Project

General

Profile

Actions

action #12838

closed

sporadic "corrupt images" in various tests or fails uploading, e.g. with "Premature connection close"

Added by okurz over 7 years ago. Updated over 7 years ago.

Status:
Resolved
Priority:
Urgent
Assignee:
Category:
Feature requests
Target version:
-
Start date:
2016-06-15
Due date:
% Done:

0%

Estimated time:

Description

observation

many jobs have problems reusing an image created by another openQA job, e.g.
e.g. see https://openqa.opensuse.org/tests/228821 trying to use image created by
https://openqa.opensuse.org/tests/228817
In this create job the image checksum is computed

06:06:03.6884 10291 sha1sum fcde63ff2f782dc70933658b5c7abb5f91825480 *assets_public/opensuse-42.2-x86_64-0112-textmode@64bit.qcow2

however checking the current image yields different result:

okurz@ariel:~> sha1sum /var/lib/openqa/share/factory/hdd/opensuse-42.2-x86_64-0112-textmode@64bit.qcow2 
090677ecfc2a6713dbdf8fab9ad082e431a0c6aa  /var/lib/openqa/share/factory/hdd/opensuse-42.2-x86_64-0112-textmode@64bit.qcow2

steps to reproduce

look for children jobs of the image creation ones.

problem

TBD


Related issues 1 (0 open1 closed)

Copied from openQA Project - action #12344: sporadic "corrupt images" in svirt based test on zkvmResolved2016-06-15

Actions
Actions #1

Updated by okurz over 7 years ago

  • Copied from action #12344: sporadic "corrupt images" in svirt based test on zkvm added
Actions #2

Updated by okurz over 7 years ago

  • Assignee set to coolo
  • Priority changed from Normal to Urgent

the issue that DimStar reported regarding "sysread failed: Connection reset by peer" was this one, right?

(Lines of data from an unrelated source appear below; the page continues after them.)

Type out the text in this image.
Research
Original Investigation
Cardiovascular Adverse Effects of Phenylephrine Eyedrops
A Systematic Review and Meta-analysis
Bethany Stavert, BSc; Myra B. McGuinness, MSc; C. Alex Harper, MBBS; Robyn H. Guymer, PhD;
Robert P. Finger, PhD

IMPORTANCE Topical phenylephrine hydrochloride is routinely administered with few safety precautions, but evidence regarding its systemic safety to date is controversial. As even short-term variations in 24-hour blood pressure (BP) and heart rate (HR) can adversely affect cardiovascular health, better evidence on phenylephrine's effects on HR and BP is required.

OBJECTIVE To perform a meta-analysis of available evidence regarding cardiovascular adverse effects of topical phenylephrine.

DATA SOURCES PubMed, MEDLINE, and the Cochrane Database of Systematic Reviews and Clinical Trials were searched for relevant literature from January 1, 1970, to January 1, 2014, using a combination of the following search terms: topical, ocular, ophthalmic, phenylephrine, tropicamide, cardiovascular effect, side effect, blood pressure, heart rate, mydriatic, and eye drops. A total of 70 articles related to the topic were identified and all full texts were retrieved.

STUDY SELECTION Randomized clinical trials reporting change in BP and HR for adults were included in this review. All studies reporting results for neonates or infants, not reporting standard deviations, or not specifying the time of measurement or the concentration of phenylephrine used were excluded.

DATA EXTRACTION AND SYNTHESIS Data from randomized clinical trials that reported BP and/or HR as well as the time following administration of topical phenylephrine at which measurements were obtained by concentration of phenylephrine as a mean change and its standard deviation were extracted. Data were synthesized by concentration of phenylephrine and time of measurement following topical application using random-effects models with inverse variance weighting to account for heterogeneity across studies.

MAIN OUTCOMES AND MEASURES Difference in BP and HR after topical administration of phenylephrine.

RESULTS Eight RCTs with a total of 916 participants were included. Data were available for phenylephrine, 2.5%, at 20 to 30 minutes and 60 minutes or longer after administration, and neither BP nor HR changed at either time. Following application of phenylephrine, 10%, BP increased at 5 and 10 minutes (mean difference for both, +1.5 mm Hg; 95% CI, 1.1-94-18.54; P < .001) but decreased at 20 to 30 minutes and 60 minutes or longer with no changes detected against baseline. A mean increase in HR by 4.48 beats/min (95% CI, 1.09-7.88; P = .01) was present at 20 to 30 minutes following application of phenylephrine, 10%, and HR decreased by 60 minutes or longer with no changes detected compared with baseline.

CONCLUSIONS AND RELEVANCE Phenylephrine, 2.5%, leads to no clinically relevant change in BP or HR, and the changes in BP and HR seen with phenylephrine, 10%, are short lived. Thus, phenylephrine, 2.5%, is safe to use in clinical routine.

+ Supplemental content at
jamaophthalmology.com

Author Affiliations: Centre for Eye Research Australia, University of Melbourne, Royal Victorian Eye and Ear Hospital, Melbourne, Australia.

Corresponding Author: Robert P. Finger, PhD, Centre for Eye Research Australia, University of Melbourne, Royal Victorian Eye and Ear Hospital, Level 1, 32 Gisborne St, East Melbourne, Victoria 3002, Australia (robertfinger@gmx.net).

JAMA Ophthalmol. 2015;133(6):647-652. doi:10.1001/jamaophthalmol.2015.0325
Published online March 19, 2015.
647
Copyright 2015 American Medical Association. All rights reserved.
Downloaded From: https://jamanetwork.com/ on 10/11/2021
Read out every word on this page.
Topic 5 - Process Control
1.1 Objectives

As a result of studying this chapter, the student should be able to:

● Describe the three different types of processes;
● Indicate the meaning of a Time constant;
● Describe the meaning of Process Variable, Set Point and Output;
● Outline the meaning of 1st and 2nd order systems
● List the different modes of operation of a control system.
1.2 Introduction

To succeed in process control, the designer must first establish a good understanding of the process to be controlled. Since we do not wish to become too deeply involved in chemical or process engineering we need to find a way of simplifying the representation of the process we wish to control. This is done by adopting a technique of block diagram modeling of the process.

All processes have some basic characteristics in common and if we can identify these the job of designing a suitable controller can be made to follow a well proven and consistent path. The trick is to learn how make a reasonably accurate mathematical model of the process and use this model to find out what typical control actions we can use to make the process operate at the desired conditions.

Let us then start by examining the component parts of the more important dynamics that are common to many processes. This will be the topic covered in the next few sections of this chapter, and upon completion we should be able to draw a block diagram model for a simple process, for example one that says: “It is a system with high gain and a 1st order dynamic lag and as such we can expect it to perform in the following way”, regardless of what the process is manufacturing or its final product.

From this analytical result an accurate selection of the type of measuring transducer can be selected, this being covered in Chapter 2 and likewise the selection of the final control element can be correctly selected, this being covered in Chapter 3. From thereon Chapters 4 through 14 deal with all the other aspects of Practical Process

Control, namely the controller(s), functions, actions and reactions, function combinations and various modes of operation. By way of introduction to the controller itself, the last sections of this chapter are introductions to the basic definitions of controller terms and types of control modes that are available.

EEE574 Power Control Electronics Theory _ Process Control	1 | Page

osukup reported the same today, see http://argus.suse.cz/tests/223/file/autoinst-log.txt at the end

16:01:12.3714 2413 sha1sum f56dd16162e3055c1af33d32e4513cc9273f896c *assets_public/SLES-12-SP1-x86_64-kernel-BUILD-Pepper1.qcow2
EXIT 0
16:01:12.3717 2413 awaiting death of commands process
16:01:12.3716 2416 sysread failed: Connection reset by peer
16:01:12.3835 2413 commands process exited: 2416
Actions #3

Updated by coolo over 7 years ago

the sysread error is from the commands thread which is shut down. I don't think this is related at all to corrupt images

Actions #4

Updated by coolo over 7 years ago

  • Assignee changed from coolo to oholecek

I think what we need to do is verifying uploads - as much as it kills performance, but we need openqa to verify it got the same crc as the worker uploaded. (a fast checksum is good enough, no need to go ballistic with sha1)

Actions #5

Updated by oholecek over 7 years ago

  • Status changed from New to In Progress

If the checksum doesn't match then what? Fail the job or try to reupload? What about checksumming the rest of the assets?
I'm inclined to add checksumming to OpenQA::Worker::Jobs::upload, add checksum column to database and API to query asset info so worker can check for valid checksum.

Actions #6

Updated by oholecek over 7 years ago

Of course the checksum in db is calculated on webui side:
1) Worker uploads the file
2) Worker starts to calculate the local checksum.
3) After WebUI receives the file, webUI starts to calculate the checksum and store to db
4) Worker queries webUI for asset info and compares the checksum.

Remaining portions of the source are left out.